L'Arkansas cache dans ses profondeurs un trésor minéral qui pourrait redessiner la carte mondiale du lithium : des chercheurs américains viennent d'identifier dans les eaux souterraines de cet État du Sud un gisement colossal, capable de satisfaire jusqu'à neuf fois la demande mondiale prévue pour les batteries de voitures électriques en 2030.
Dans les entrailles d'une mer ancienne, ensevelie sous l'Arkansas méridional, sommeille peut-être la clé de la transition énergétique américaine. Une vaste étude, menée conjointement par des équipes de recherche fédérales et locales, vient de mettre en lumière un gisement de lithium aux proportions titanesques. Ce dernier était enfermé dans les eaux salées d'un aquifère calcaire (réserve d'eau souterraine stockée dans des roches calcaires poreuses) connu sous le nom de formation Smackover.
L'intelligence artificielle dévoile un trésor enfoui
Pour cartographier ce potentiel minier jusqu'alors insoupçonné, les chercheurs ont déployé les dernières avancées en matière d'intelligence artificielle.

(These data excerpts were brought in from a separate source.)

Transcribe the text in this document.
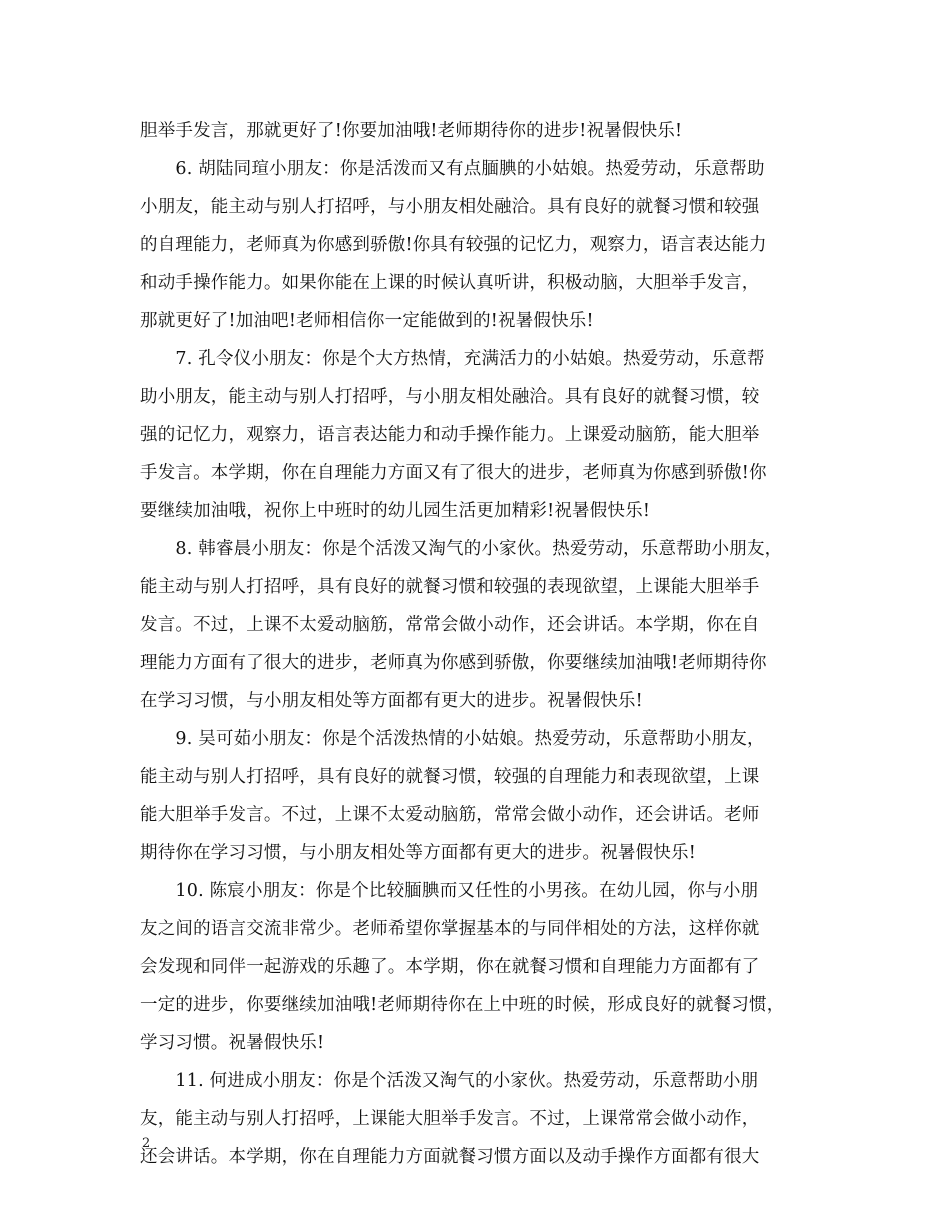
胆举手发言，那就更好了!你要加油哦!老师期待你的进步!祝暑假快乐!
　　6. 胡陆同瑄小朋友：你是活泼而又有点腼腆的小姑娘。热爱劳动，乐意帮助
小朋友，能主动与别人打招呼，与小朋友相处融洽。具有良好的就餐习惯和较强
的自理能力，老师真为你感到骄傲!你具有较强的记忆力，观察力，语言表达能力
和动手操作能力。如果你能在上课的时候认真听讲，积极动脑，大胆举手发言，
那就更好了!加油吧!老师相信你一定能做到的!祝暑假快乐!
　　7. 孔令仪小朋友：你是个大方热情，充满活力的小姑娘。热爱劳动，乐意帮
助小朋友，能主动与别人打招呼，与小朋友相处融洽。具有良好的就餐习惯，较
强的记忆力，观察力，语言表达能力和动手操作能力。上课爱动脑筋，能大胆举
手发言。本学期，你在自理能力方面又有了很大的进步，老师真为你感到骄傲!你
要继续加油哦，祝你上中班时的幼儿园生活更加精彩!祝暑假快乐!
　　8. 韩睿晨小朋友：你是个活泼又淘气的小家伙。热爱劳动，乐意帮助小朋友，
能主动与别人打招呼，具有良好的就餐习惯和较强的表现欲望，上课能大胆举手
发言。不过，上课不太爱动脑筋，常常会做小动作，还会讲话。本学期，你在自
理能力方面有了很大的进步，老师真为你感到骄傲，你要继续加油哦!老师期待你
在学习习惯，与小朋友相处等方面都有更大的进步。祝暑假快乐!
　　9. 吴可茹小朋友：你是个活泼热情的小姑娘。热爱劳动，乐意帮助小朋友，
能主动与别人打招呼，具有良好的就餐习惯，较强的自理能力和表现欲望，上课
能大胆举手发言。不过，上课不太爱动脑筋，常常会做小动作，还会讲话。老师
期待你在学习习惯，与小朋友相处等方面都有更大的进步。祝暑假快乐!
　　10. 陈宸小朋友：你是个比较腼腆而又任性的小男孩。在幼儿园，你与小朋
友之间的语言交流非常少。老师希望你掌握基本的与同伴相处的方法，这样你就
会发现和同伴一起游戏的乐趣了。本学期，你在就餐习惯和自理能力方面都有了
一定的进步，你要继续加油哦!老师期待你在上中班的时候，形成良好的就餐习惯，
学习习惯。祝暑假快乐!
　　11. 何进成小朋友：你是个活泼又淘气的小家伙。热爱劳动，乐意帮助小朋
友，能主动与别人打招呼，上课能大胆举手发言。不过，上课常常会做小动作，
还会讲话。本学期，你在自理能力方面就餐习惯方面以及动手操作方面都有很大
2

Leur modèle d'apprentissage automatique, nourri de données géologiques, géochimiques et thermiques de la région, a révélé des chiffres vertigineux : entre 5,1 et 19 millions de tonnes de lithium dissous dans ces saumures profondes. Une estimation qui représenterait jusqu'à 136 % des ressources actuellement recensées sur le territoire américain, de quoi réduire considérablement la dépendance du pays aux importations de ce métal stratégique.

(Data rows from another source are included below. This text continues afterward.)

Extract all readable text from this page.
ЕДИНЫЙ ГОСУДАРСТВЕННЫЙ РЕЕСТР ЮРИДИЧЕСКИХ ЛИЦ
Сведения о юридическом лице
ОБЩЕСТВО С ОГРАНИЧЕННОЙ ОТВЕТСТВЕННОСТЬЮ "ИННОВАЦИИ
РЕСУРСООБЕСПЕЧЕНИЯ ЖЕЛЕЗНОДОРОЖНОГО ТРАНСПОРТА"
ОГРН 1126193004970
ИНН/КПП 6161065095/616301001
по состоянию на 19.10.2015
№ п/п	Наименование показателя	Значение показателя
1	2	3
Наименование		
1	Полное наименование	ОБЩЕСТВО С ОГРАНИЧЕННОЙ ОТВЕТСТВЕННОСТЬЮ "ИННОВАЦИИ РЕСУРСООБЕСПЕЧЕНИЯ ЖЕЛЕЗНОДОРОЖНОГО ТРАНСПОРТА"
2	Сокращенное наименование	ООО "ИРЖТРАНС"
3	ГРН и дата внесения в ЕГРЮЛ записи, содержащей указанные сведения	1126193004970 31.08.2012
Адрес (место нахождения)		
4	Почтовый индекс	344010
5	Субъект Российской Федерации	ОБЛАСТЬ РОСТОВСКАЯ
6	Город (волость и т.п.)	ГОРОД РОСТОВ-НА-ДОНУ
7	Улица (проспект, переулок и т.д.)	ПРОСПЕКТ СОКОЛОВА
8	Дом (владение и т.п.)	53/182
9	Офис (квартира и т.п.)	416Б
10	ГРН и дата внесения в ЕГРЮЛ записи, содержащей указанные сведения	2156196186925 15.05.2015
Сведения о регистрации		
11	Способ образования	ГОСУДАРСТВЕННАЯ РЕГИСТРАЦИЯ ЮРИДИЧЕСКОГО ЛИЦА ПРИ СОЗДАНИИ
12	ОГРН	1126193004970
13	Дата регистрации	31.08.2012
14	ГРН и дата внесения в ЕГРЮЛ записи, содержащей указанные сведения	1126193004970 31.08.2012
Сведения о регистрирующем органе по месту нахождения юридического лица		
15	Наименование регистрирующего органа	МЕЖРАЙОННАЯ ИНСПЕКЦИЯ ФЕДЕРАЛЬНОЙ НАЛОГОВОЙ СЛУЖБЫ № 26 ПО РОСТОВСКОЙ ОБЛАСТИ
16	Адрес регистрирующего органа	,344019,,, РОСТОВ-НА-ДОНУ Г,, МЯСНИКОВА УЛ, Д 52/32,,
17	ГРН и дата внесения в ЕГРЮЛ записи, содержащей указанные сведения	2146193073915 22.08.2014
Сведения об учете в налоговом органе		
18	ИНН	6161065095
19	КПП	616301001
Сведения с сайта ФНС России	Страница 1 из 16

En effet, les USA dépendent encore de trois pays pour disposer de cette ressource : la Chine est un fournisseur majeur des États-Unis, tout comme l'Australie et le Chili.
Une exploitation potentiellement plus respectueuse de l'environnement
Contrairement aux mines à ciel ouvert qui défigurent les paysages ou aux bassins d'évaporation énergivores (comme dans le Salar d'Uyuni en Bolivie), l'Arkansas a un atout majeur dans sa poche. L'industrie du brome y exploite déjà les saumures selon un procédé d'extraction et de réinjection. En 2022, ces activités ont permis de remonter à la surface quelque 5 000 tonnes de lithium dissous. L'extraction de ce métal stratégique pourrait ainsi s'intégrer dans ce circuit déjà existant, limitant théoriquement son impact environnemental.

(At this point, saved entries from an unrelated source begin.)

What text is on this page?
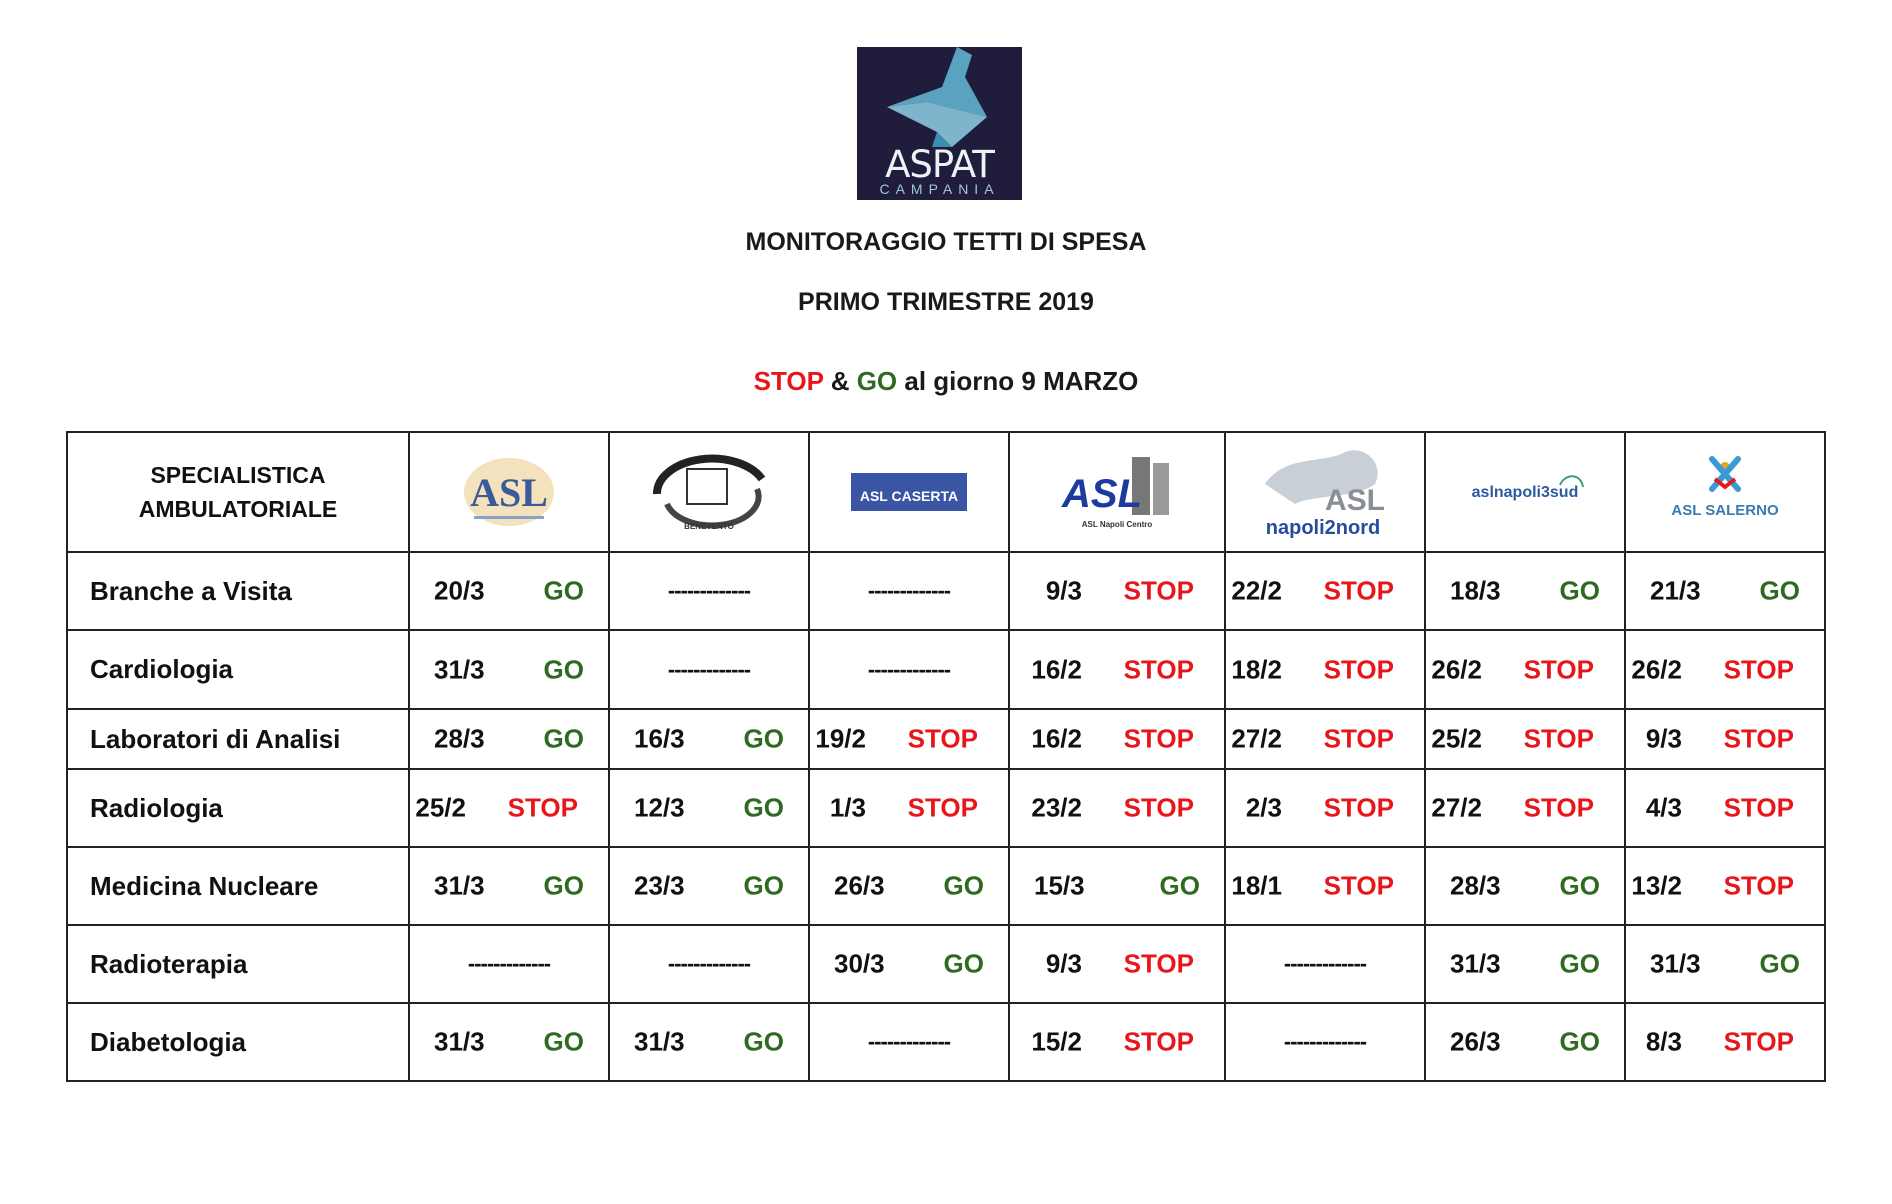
ASPAT
CAMPANIA
MONITORAGGIO TETTI DI SPESA
PRIMO TRIMESTRE 2019
STOP & GO al giorno 9 MARZO
SPECIALISTICA
AMBULATORIALE	ASL	BENEVENTO	ASL CASERTA	ASL
ASL Napoli Centro	ASL
napoli2nord	aslnapoli3sud	ASL SALERNO

Branche a Visita	20/3 GO	-------------	-------------	9/3 STOP	22/2 STOP	18/3 GO	21/3 GO

Cardiologia	31/3 GO	-------------	-------------	16/2 STOP	18/2 STOP	26/2 STOP	26/2 STOP

Laboratori di Analisi	28/3 GO	16/3 GO	19/2 STOP	16/2 STOP	27/2 STOP	25/2 STOP	9/3 STOP

Radiologia	25/2 STOP	12/3 GO	1/3 STOP	23/2 STOP	2/3 STOP	27/2 STOP	4/3 STOP

Medicina Nucleare	31/3 GO	23/3 GO	26/3 GO	15/3 GO	18/1 STOP	28/3 GO	13/2 STOP

Radioterapia	-------------	-------------	30/3 GO	9/3 STOP	-------------	31/3 GO	31/3 GO

Diabetologia	31/3 GO	31/3 GO	-------------	15/2 STOP	-------------	26/3 GO	8/3 STOP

Toutefois, Patrick Donnelly, biologiste au Center of Biological Diversity, tempère cet optimisme : « Nous soutenons les véhicules électriques et le stockage par batteries dans la transition énergétique, mais il n'existe pas de solution miracle. L'extraction directe du lithium a des répercussions ».
La découverte de ce gisement intervient dans un contexte de demande de lithium galopante, notamment portée par l'industrie automobile. Selon l'Agence Internationale de l'Énergie, les batteries de véhicules électriques ont représenté 85 % de la consommation mondiale de lithium en 2023, une hausse de 30 % par rapport à l'année précédente.
Si cette découverte laisse entrevoir un avenir prometteur pour l'industrie américaine du lithium, le chemin vers une exploitation à grande échelle reste encore cahoteux. Les défis techniques sont considérables : le pompage et le traitement des saumures de Smackover nécessiteront des volumes d'eau et d'énergie colossaux. La gestion des résidus salins, inhérents au processus d'extraction, posera également des questions environnementales complexes. Par ailleurs, transformer cette ressource souterraine en production industrielle demandera des années d'efforts et des investissements massifs en infrastructure. Un vrai marathon technologique, environnemental et financier.